C’était promis. C’était juré. La vie politique ne s’y ferait plus reprendre. Après l’implosion de la Syrie et l’expansion de l’Organisation État Islamique, chacun affirmait, la main sur le cœur, que le sort des chrétiens d’Orient ne déserterait plus la vie médiatique comme le débat public.
Nos frères aînés dans la foi, délaissés pendant de longues années, oubliés des décisions géopolitiques, auraient systématiquement le droit à la prise en compte collective et à la solidarité active. L’Élysée, les ministres et tout le monde officiel, ecclésial compris, avaient appris de leurs erreurs. La campagne pour les élections européennes de 2024 prouve qu’il s’agissait bien de vœux marqués par l’impiété. Exit les grandes promesses, les affichages, la mobilisation des moyens de l’État pour leur secours. Exit la remise en cause collective des choix de politique étrangère. Exit la mise en avant du devoir de charité des nations européennes envers les communautés chrétiennes orientales.

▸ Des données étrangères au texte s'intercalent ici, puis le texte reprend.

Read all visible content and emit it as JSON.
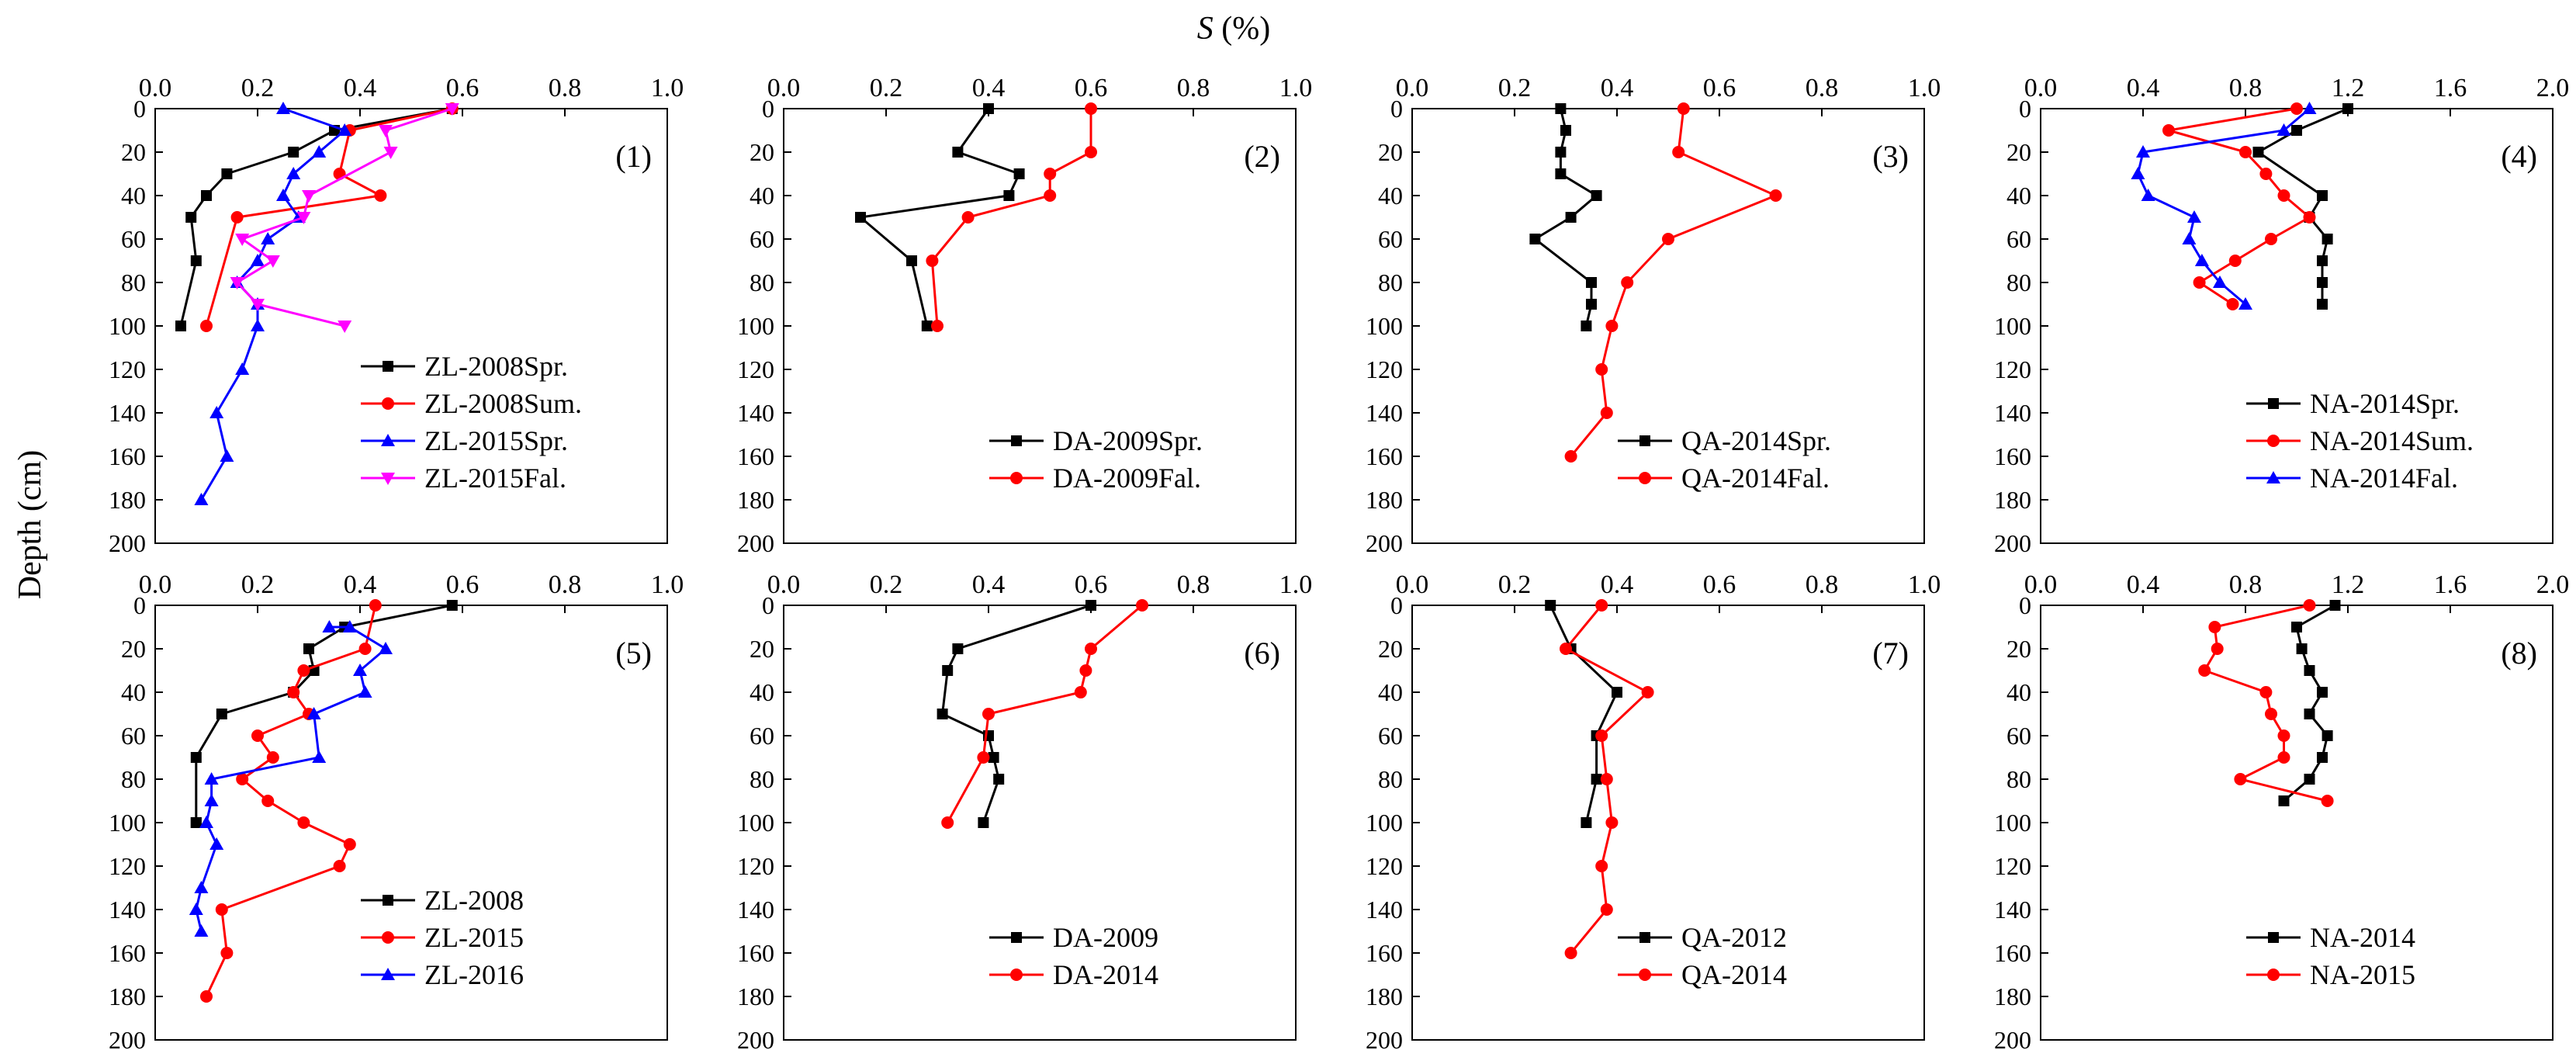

L’actualité a pourtant fourni nombre de sujets qui devraient interpeller les électeurs : l’invasion du Haut Karabagh arménien par les troupes azéries alors que la présidente de la commission européenne, éminente représentante du centre-droit allemand, a signé un contrat gazier historique avec Bakou ; la mise sous le boisseau des souffrances des chrétiens palestiniens ne suscite pas d’émotion : l’implosion programmée du Liban, condamné à ployer sous le fardeau des migrants syriens, est absolument passée sous silence. Et ce ne sont que des exemples pris dans la cohorte des drames qui accompagnent les destins des chrétiens d’Orient.
Pourquoi un tel effacement ? Bien sûr, les drames s’accumulent dans le quotidien des Français qui peuvent les éloigner de l’attention et la disponibilité à la cause des communautés chrétiennes orientales. La violence de l’actualité internationale, rythmée par les bombardements sanglants à Gaza, l’attente éprouvante de la libération des otages israélites, et les victimes civiles de la guerre en Ukraine, sature l’expression médiatique. Tout cela occupe une place dans l’effacement que je déplore.
Comment une communauté autant soutenue peut être autant martyrisée
L’instrumentalisation permanente de la cause des chrétiens d’Orient est certainement une autre de ses raisons. Soudainement, ils étaient devenus un sujet de ralliement consensuel pour tous les acteurs médiatiques : les néoconservateurs qui avaient applaudi l’invasion de l’Irak en 2003, ceux qui avaient voulu épouser les motivations des rebelles syriens, les vieux ennemis de toute place offerte au christianisme dans la vie sociale, et même d’autres n’omettaient jamais de verser leur obole politique sur le sujet. Les naïfs auraient même pu se demander comment une communauté autant soutenue pouvait être autant martyrisée.
Las, cette communion frauduleuse n’aura rien changé au sort de nos amis d’Irak, d’Arménie, du Liban ou de Syrie. Accessoires des décisions politiques internationales, les églises orientales sont rangées parmi les effets secondaires déplorables mais obligatoires.
SOS chrétiens d’Orient ne peut pas accepter ce silence. SOS chrétiens d’Orient s’indigne de cette démission. Nous continuerons à porter la voix des chrétiens souffrants malgré les appels à adoucir nos propos : nous voyons bien que ménager les égorgeurs ne mène à rien. Nous continuerons à défier les pouvoirs quand ils s’éloignent du service du devoir historique de la France envers nos frères chrétiens. Nous voyons bien que nous ne pouvons pas laisser ça aux personnels institutionnels.
Il n’est jamais trop tard pour nous entendre : rétablissez la prière familiale pour les chrétiens d’Orient, l’interpellation extra-familiale de ceux qui les abandonnent et l’engagement public pour ces églises. C’est à ce prix que cette cause ne disparaîtra pas.